Hoje, o DSM-IV, para o qual nosso colega foi o líder responsável, diagnostica amplamente o MDD e o transtorno bipolar tipo II de forma restrita. Eu sugiro expandir a definição de tipo II bipolar e reduzir correspondentemente a definição MDD. Não se trata de ser geralmente amplo ou geralmente estreito; meu colega é estreito para algumas condições, mas bastante amplo para os outros. Por que ser amplo em um caso e estreitar em outro? Além disso, ele toma essa abordagem apesar da preponderância das evidências científicas indicando o contrário. Ele pode responder que, como uma questão prática, o uso excessivo de antidepressivos é menos arriscado do que o uso excessivo de antipsicóticos. Isso é um pouco questionável, uma vez que cerca de metade dos nossos novos antipsicóticos têm pouco ou nenhum risco de doença cardíaca ou obesidade, enquanto os antidepressivos parecem causar suicídio em algumas pessoas – além de outros riscos importantes, como causar mania naqueles com transtorno bipolar tipo II ou simplesmente sendo ineficaz para a depressão nessas pessoas. (Mais uma vez, poderia citar inúmeros estudos científicos para apoiar esses fatos, mas a ciência é menos importante).

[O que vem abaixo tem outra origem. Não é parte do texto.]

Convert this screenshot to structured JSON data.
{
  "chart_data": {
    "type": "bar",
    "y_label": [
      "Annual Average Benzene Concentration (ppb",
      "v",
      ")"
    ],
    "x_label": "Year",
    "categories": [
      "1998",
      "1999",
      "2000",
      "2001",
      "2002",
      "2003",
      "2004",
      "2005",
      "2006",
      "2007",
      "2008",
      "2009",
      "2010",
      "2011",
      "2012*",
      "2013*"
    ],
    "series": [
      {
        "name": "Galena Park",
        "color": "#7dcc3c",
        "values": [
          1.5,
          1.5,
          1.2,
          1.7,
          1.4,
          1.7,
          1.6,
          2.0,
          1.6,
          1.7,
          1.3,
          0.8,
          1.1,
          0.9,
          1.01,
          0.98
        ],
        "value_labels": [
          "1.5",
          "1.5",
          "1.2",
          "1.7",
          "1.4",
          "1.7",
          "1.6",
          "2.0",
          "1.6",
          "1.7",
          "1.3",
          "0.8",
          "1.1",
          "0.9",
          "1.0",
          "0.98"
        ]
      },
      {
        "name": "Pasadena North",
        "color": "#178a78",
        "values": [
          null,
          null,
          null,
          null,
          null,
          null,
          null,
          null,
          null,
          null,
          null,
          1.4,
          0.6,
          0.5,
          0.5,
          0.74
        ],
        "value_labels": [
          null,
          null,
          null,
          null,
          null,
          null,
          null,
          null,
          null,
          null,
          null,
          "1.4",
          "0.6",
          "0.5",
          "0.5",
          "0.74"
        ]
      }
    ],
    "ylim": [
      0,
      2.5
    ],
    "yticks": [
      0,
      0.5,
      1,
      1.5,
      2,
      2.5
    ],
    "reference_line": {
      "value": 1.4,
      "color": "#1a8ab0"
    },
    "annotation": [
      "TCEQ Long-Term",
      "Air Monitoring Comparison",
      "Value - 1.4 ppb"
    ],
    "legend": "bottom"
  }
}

Conclusão. O transtorno bipolar DSM-5 tipo II não deve ser ampliado.

Pode-se ver por que ele e eu chegamos a conclusões diferentes.

Para resumir: agora está claro como o DSM-IV foi criado de tal forma que a psiquiatria foi condenada desde o início a ser uma profissão não científica e anárquica.

Vamos deixar um fato: a maioria dos clínicos e pacientes não confiam no DSM. Eles vêem nossa nosologia psiquiátrica como um sistema composto, destinado a enriquecer os médicos e as empresas farmacêuticas e hospitais, e não uma ciência do diagnóstico que nos aproxima de uma melhor definição de doença. A Dra. Frances está de acordo com essa visão e dando um passo adiante. Não só a DSM é principalmente uma entidade pragmática (social / econômica / política), deve ser assim . Esta é uma afirmação. Mesmo na presença de evidências científicas suficientes de outra forma, as definições do DSM devem ter como objetivo principal controlar a prática equivocada de médicos e pacientes ignorantes.

Mas a causa é a conseqüência: os clínicos não confiam nos diagnósticos; então eles prescrevem medicamentos para sintomas, resultando em uso excessivo de medicamentos. Por causa de preocupações "pragmáticas", o DSM parece estar consciente e deliberadamente errado em suas definições. Não é de admirar que não encontremos nada em nossa pesquisa biológica e etiológica.

Muitos clínicos e o público, alimentados com os erros e falsidades do DSM-IV, terão o desejo de apoiar a oposição do Dr. Frances às mudanças no DSM-5. Eles me lembram daqueles que se opõem à reforma dos cuidados de saúde com o argumento de que nosso sistema está tão quebrado, qualquer mudança adicional deve ser pior. Eles não parecem perceber que a bagunça atual foi causada por aqueles que agora denunciam tão alto qualquer tentativa de consertá-lo.